L’OBLIGATION DE LA DÎME ET LA PROMESSE DE LA BÉNÉDICTION DE DIEU ? Il est courant aujourd’hui d’entendre dire que la « dîme » est une obligation pour le chrétien, parce que la Bible elle-même la prescrit : « Toute dîme du pays prélevée sur les produits de la terre ou sur les fruits des arbres appartient au Seigneur ; c’est une chose consacrée au Seigneur » (Lv 27, 30). Il est courant d’entendre dire également que l’offrande de la dîme entraîne notre prospérité. De fait, un passage du livre de Malachie précise que celui qui ne donne pas la dîme encourt une certaine malédiction (cf. Ml 3, 8-9), mais que celui qui la donne fidèlement reçoit la bénédiction, et que Dieu lui ouvre les écluses du ciel (cf. Ml 3, 10).
Si nous
voulons comprendre correctement ces passages de la Bible-qui peuvent sembler
archaïques-, il faut d’abord nous demander ce que signifie exactement
l’offrande de la dîme, et pourquoi elle a été instituée.
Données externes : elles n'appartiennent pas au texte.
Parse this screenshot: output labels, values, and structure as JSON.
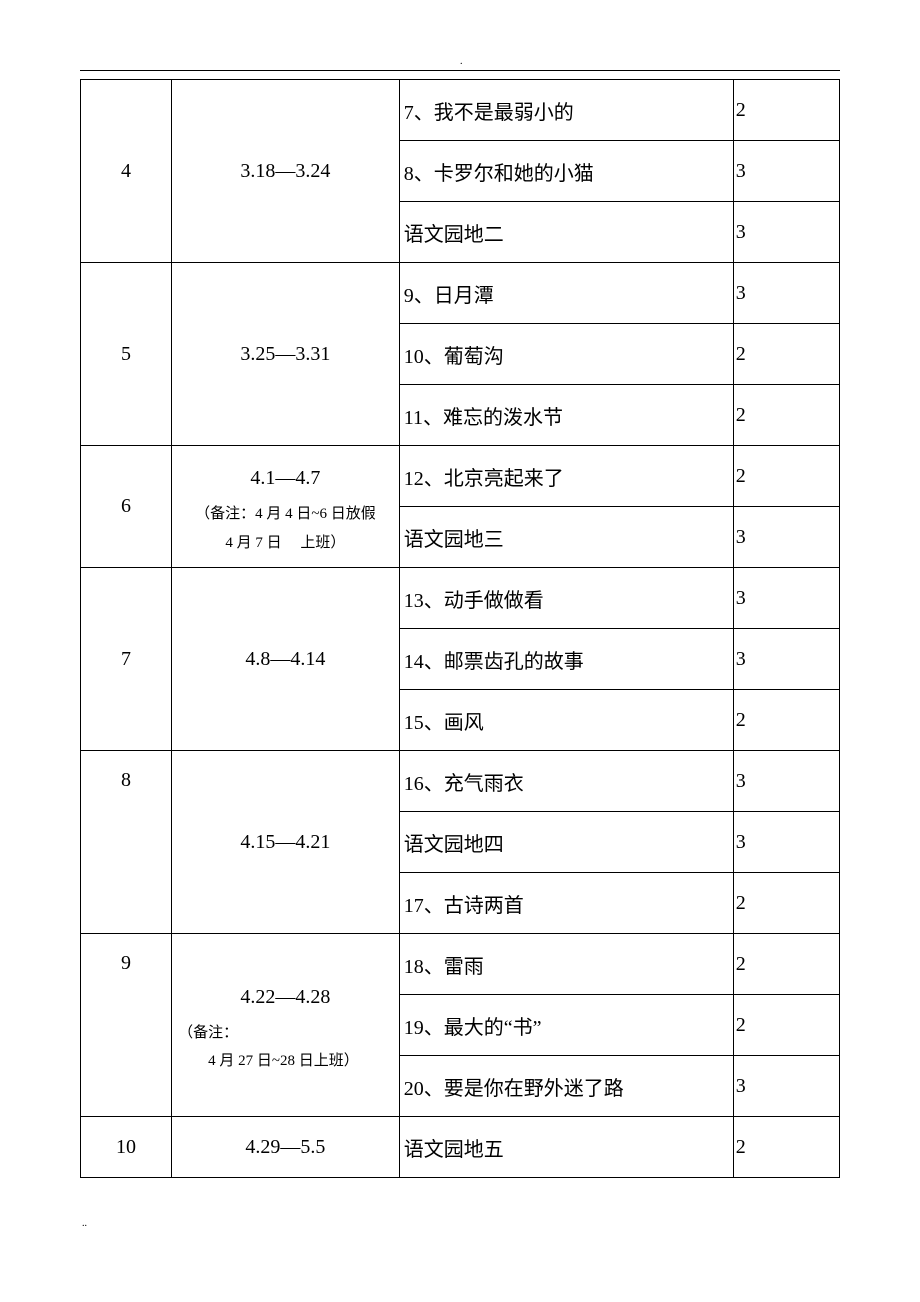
{
  "rows": [
    {
      "week": "4",
      "date_main": "3.18―3.24",
      "date_note_lines": [],
      "topics": [
        {
          "text": "7、我不是最弱小的",
          "hours": "2"
        },
        {
          "text": "8、卡罗尔和她的小猫",
          "hours": "3"
        },
        {
          "text": "语文园地二",
          "hours": "3"
        }
      ],
      "week_valign_top": false
    },
    {
      "week": "5",
      "date_main": "3.25―3.31",
      "date_note_lines": [],
      "topics": [
        {
          "text": "9、日月潭",
          "hours": "3"
        },
        {
          "text": "10、葡萄沟",
          "hours": "2"
        },
        {
          "text": "11、难忘的泼水节",
          "hours": "2"
        }
      ],
      "week_valign_top": false
    },
    {
      "week": "6",
      "date_main": "4.1―4.7",
      "date_note_lines": [
        "（备注：4 月 4 日~6 日放假",
        "4 月 7 日　 上班）"
      ],
      "topics": [
        {
          "text": "12、北京亮起来了",
          "hours": "2"
        },
        {
          "text": "语文园地三",
          "hours": "3"
        }
      ],
      "week_valign_top": false
    },
    {
      "week": "7",
      "date_main": "4.8―4.14",
      "date_note_lines": [],
      "topics": [
        {
          "text": "13、动手做做看",
          "hours": "3"
        },
        {
          "text": "14、邮票齿孔的故事",
          "hours": "3"
        },
        {
          "text": "15、画风",
          "hours": "2"
        }
      ],
      "week_valign_top": false
    },
    {
      "week": "8",
      "date_main": "4.15―4.21",
      "date_note_lines": [],
      "topics": [
        {
          "text": "16、充气雨衣",
          "hours": "3"
        },
        {
          "text": "语文园地四",
          "hours": "3"
        },
        {
          "text": "17、古诗两首",
          "hours": "2"
        }
      ],
      "week_valign_top": true
    },
    {
      "week": "9",
      "date_main": "4.22―4.28",
      "date_note_lines": [
        "（备注：",
        "4 月 27 日~28 日上班）"
      ],
      "date_note_align": "left",
      "topics": [
        {
          "text": "18、雷雨",
          "hours": "2"
        },
        {
          "text": "19、最大的“书”",
          "hours": "2"
        },
        {
          "text": "20、要是你在野外迷了路",
          "hours": "3"
        }
      ],
      "week_valign_top": true
    },
    {
      "week": "10",
      "date_main": "4.29―5.5",
      "date_note_lines": [],
      "topics": [
        {
          "text": "语文园地五",
          "hours": "2"
        }
      ],
      "week_valign_top": false
    }
  ],
  "footer": ".."
}
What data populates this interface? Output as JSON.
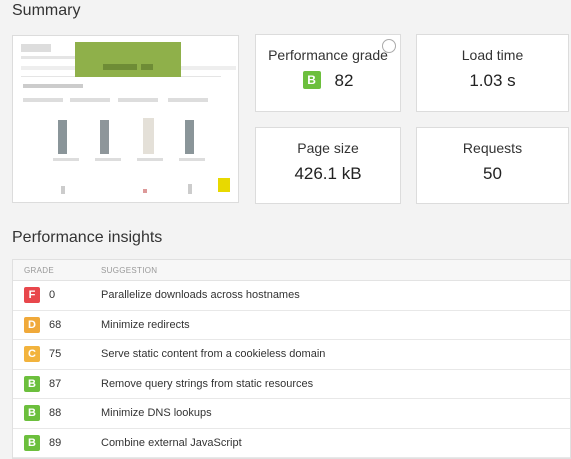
{
  "summary": {
    "title": "Summary",
    "cards": [
      {
        "label": "Performance grade",
        "grade": "B",
        "value": "82"
      },
      {
        "label": "Load time",
        "value": "1.03 s"
      },
      {
        "label": "Page size",
        "value": "426.1 kB"
      },
      {
        "label": "Requests",
        "value": "50"
      }
    ]
  },
  "insights": {
    "title": "Performance insights",
    "columns": [
      "GRADE",
      "SUGGESTION"
    ],
    "rows": [
      {
        "grade": "F",
        "score": "0",
        "suggestion": "Parallelize downloads across hostnames"
      },
      {
        "grade": "D",
        "score": "68",
        "suggestion": "Minimize redirects"
      },
      {
        "grade": "C",
        "score": "75",
        "suggestion": "Serve static content from a cookieless domain"
      },
      {
        "grade": "B",
        "score": "87",
        "suggestion": "Remove query strings from static resources"
      },
      {
        "grade": "B",
        "score": "88",
        "suggestion": "Minimize DNS lookups"
      },
      {
        "grade": "B",
        "score": "89",
        "suggestion": "Combine external JavaScript"
      }
    ]
  }
}
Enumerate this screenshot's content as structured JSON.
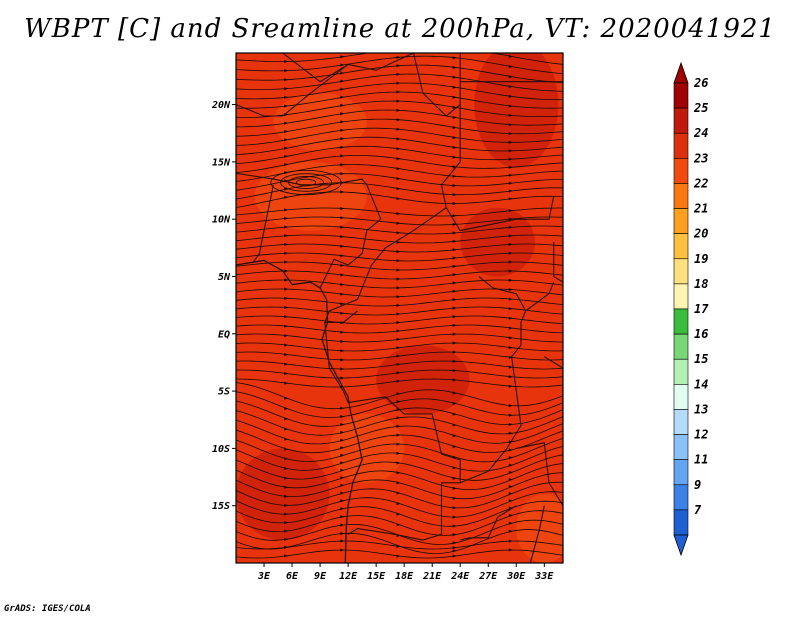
{
  "title": "WBPT [C] and Sreamline at 200hPa, VT: 2020041921",
  "credit": "GrADS: IGES/COLA",
  "map": {
    "lon_range": [
      0,
      35
    ],
    "lat_range": [
      -20,
      24.5
    ],
    "lat_ticks": [
      {
        "value": 20,
        "label": "20N"
      },
      {
        "value": 15,
        "label": "15N"
      },
      {
        "value": 10,
        "label": "10N"
      },
      {
        "value": 5,
        "label": "5N"
      },
      {
        "value": 0,
        "label": "EQ"
      },
      {
        "value": -5,
        "label": "5S"
      },
      {
        "value": -10,
        "label": "10S"
      },
      {
        "value": -15,
        "label": "15S"
      }
    ],
    "lon_ticks": [
      {
        "value": 3,
        "label": "3E"
      },
      {
        "value": 6,
        "label": "6E"
      },
      {
        "value": 9,
        "label": "9E"
      },
      {
        "value": 12,
        "label": "12E"
      },
      {
        "value": 15,
        "label": "15E"
      },
      {
        "value": 18,
        "label": "18E"
      },
      {
        "value": 21,
        "label": "21E"
      },
      {
        "value": 24,
        "label": "24E"
      },
      {
        "value": 27,
        "label": "27E"
      },
      {
        "value": 30,
        "label": "30E"
      },
      {
        "value": 33,
        "label": "33E"
      }
    ],
    "base_color": "#e8340c",
    "warm_color": "#c81e0a",
    "light_color": "#f04a12",
    "streamline_color": "#1a0a05",
    "border_color": "#2b0e08"
  },
  "colorbar": {
    "levels": [
      {
        "label": "26",
        "color": "#a00000"
      },
      {
        "label": "25",
        "color": "#c01a0a"
      },
      {
        "label": "24",
        "color": "#dc300c"
      },
      {
        "label": "23",
        "color": "#f04a10"
      },
      {
        "label": "22",
        "color": "#fa7812"
      },
      {
        "label": "21",
        "color": "#fca020"
      },
      {
        "label": "20",
        "color": "#fec040"
      },
      {
        "label": "19",
        "color": "#fee080"
      },
      {
        "label": "18",
        "color": "#fff4b0"
      },
      {
        "label": "17",
        "color": "#3cbc3c"
      },
      {
        "label": "16",
        "color": "#78d878"
      },
      {
        "label": "15",
        "color": "#b4f0b4"
      },
      {
        "label": "14",
        "color": "#e0fff0"
      },
      {
        "label": "13",
        "color": "#b4dcfa"
      },
      {
        "label": "12",
        "color": "#8cc0f8"
      },
      {
        "label": "11",
        "color": "#64a4f0"
      },
      {
        "label": "9",
        "color": "#3c82e6"
      },
      {
        "label": "7",
        "color": "#1e5fd2"
      }
    ],
    "bottom_color": "#1e5fd2",
    "top_color": "#a00000"
  }
}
Nous serons mieux à
même de voir si la dîme doit être encore appliquée aujourd’hui dans l’Église.
L’INSTITUTION
DE LA DÎME ET L’ORGANISATION DES LÉVITES
Tout d’abord,
pourquoi d’après la Bible, l’offrande à l’égard des ministres du culte a-t-elle
été instituée, et pourquoi a-t-elle été fixée sous forme de « dîme »,
c’est-à-dire à hauteur de 10% ?
L’explication
en est clairement donnée dans le livre des Nombres. Les prêtres qui exerçaient
le culte à l’époque étaient exclusivement issus de la tribu de Lévi. Or, cette
tribu ne possédait pas de territoire, et donc par conséquent pas de revenu.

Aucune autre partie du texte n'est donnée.